Data modelling has proven challenging as well. As a relational database developer you come to the table with a lot of baggage... you need to be willing to learn how to model data very differently.
These things said, I strongly recommend building something in Cassandra. If you're like me, then doing so will challenge your understanding of data storage and make you rethink a relational-database-fits-all-situations outlook that I didn't even realize I held.
Some good resources I've found include:
Dominic Williams' Cassandra blog posts
Secondary Indexes in Cassandra
More from Ed Anuff on indexing
Cassandra book (not fantastic, but a good start)
"WTF is a SuperColumn" pdf
The Django-cassandra is an early beta mode.
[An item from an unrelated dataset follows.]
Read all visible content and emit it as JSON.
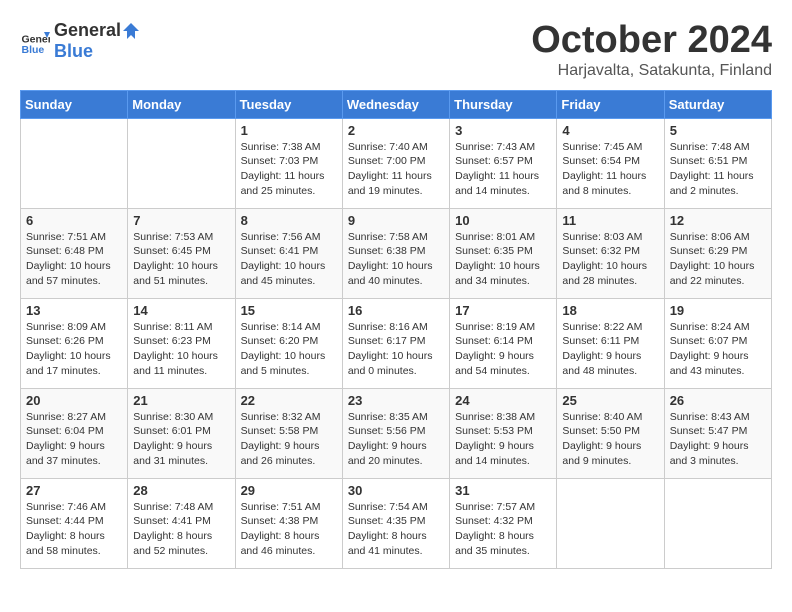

Also Django didn't made for no-sql databases. The key in Django ORM is based on SQL (Django recommends to use PostgreSQL). If you need to use ONLY no-sql (you can mix sql and no-sql in same app) you need to risky use no-sql ORM (it significantly slower than traditional SQL orm or direct use of No-SQL storage). Or you'll need to completely full rewrite django ORM. But in this case i can't presume, why you need Django. Maybe you can use something else, like Tornado?